Personal Narrative Essay: The American Dream
A white picket fence house in the suburbs occupied by a family of four and their golden retriever. I think this is what most people visualize when they hear the American Dream. But for me, I moved to America when I was four years old with my family. As a young child from a 3rd world country, America was new and exciting. In the beginning, the American Dream seemed almost impossible for our family that spoke broken English, however, now my parents own their own business and my brother is a college-educated engineer. I believe that the American Dream has developed and evolved to better fit the current times; rather than a society that is obsessed with new trends and material wealth, the American Dream has started to reflect more fundamental ideals of life. The American Dream is to have a stable life, enjoy time with friends and family, and have a career that you are passionate about. Yes, some aspects of the American Dream are still achievable such as enjoying your time with your family, but many boundaries such as racial inequality and money, keep individuals from achieving their American Dream.
The cost of living for the average person has gone up exponentially while the quality of living has gone down making achieving the American Dream with a stable life hard. A survey done by Parade in 2010 of middle class Americans says, “nearly 83% say that there is not much left to save after they’ve paid their bills”(Wallechinsky). The average American adult has heaps of bills ranging from rent to credit card debt, car insurance, and student loans. Despite earning hundreds to thousands of dollars each month, many adults in America live paycheck to paycheck. Not because they lack knowledge about saving or spending money responsibly, but as the result of our capitalist society that makes most basic necessities expensive. Concerning the well-being of the working class, scholars say, “We believe that the economy runs better when people aren’t forced to choose between paying rent, buying food or getting medicine. Yet too many are compelled to do just that”(Kucik et. al). Currently, millions of Americans are living without access to the bare minimum essentials and are struggling to find a balance to afford them. Due to these living conditions, the American dream is one of stability and finding a job with a respectable salary, but even that seems to be difficult to achieve. The American Dream has also been one of great opportunity and choice, but the reality of America makes the dream harder to achieve.

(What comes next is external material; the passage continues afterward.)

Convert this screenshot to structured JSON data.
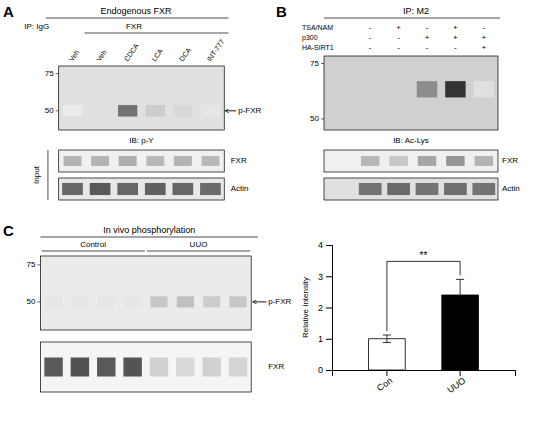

When it comes to achieving the American Dream certain groups of people are less inclined to accomplish it due to the circumstances they were born into. Within the long history of America it is clear that Black Americans have not had the same opportunities as their white counterparts, “But the most pernicious racial divide today is in social mobility: in the opportunity gap between a child born white, and a child born black”(Reeves). Due to systematic racism, African Americans are more likely to be born into poverty and less likely to escape from it. Despite them working very hard, Black Americans do not enjoy the same privileges that White Americans do, as a result of the color of their skin. According to a study done in 2019, “More than half (56%) of Americans say being black hurts people’s ability to get ahead”(Horowitz et. al). In the land of equality and liberty, many are still held back or being discriminated against for simply looking different from the majority. With about over 164 million Americans agreeing with this notion, the majority of the reason is due to the lack of access to good schooling, fewer higher-paying jobs willing to hire African Americans, and the overall racial discrimination. Minorities within America have disadvantages when it comes to achieving the American Dream because of a racial gap and a lack of social mobility.
The American Dream in theory is great as it gives people the opportunity or freedom to do what they wish but it is not always realistic. For example, an immigrant from a struggling country seeking a better life for themselves and their children believes, “that hard work will pay off and that each successive generation is better” (Lopez et al). Due to their belief in the American dream immigrants are significantly more optimistic about their children succeeding in life. However, the realities of America are not that different from those of their home country, and it has its own set of problems. Speaking of immigrants who haven't fully accepted, “America’s dominant secular and material culture that views credentials as the central goal of life and individual liberty as the central form of meaning”(Arnade). The propaganda surrounding the American Dream evokes a sense of great freedom and choice, even though it is rife with deep-seated problems. Immigrants have a mentality that America will make us happy and provide for the future generations of our families, but if you are not already highly educated or come from a legacy bearing family, it is difficult to achieve generational wealth. Also, even American citizens have struggles achieving the American Dream as many live paycheck to paycheck and can hardly afford to eat dinner and pay rent. While the American Dream seems to be an opulence life, it is hardly achievable for many including American citizens.
Although core ideals of the American dream still exist like opportunity and freedom it still seems to not meet the expectations of individuals as some goals are unreachable due to disadvantages. The Americans Dream to be thought of as people in America have the equal opportunity to enjoy their lives in the pursuit of happiness. However, in the current times of economic shortages and racial discrimination, the American Dream is harder to achieve.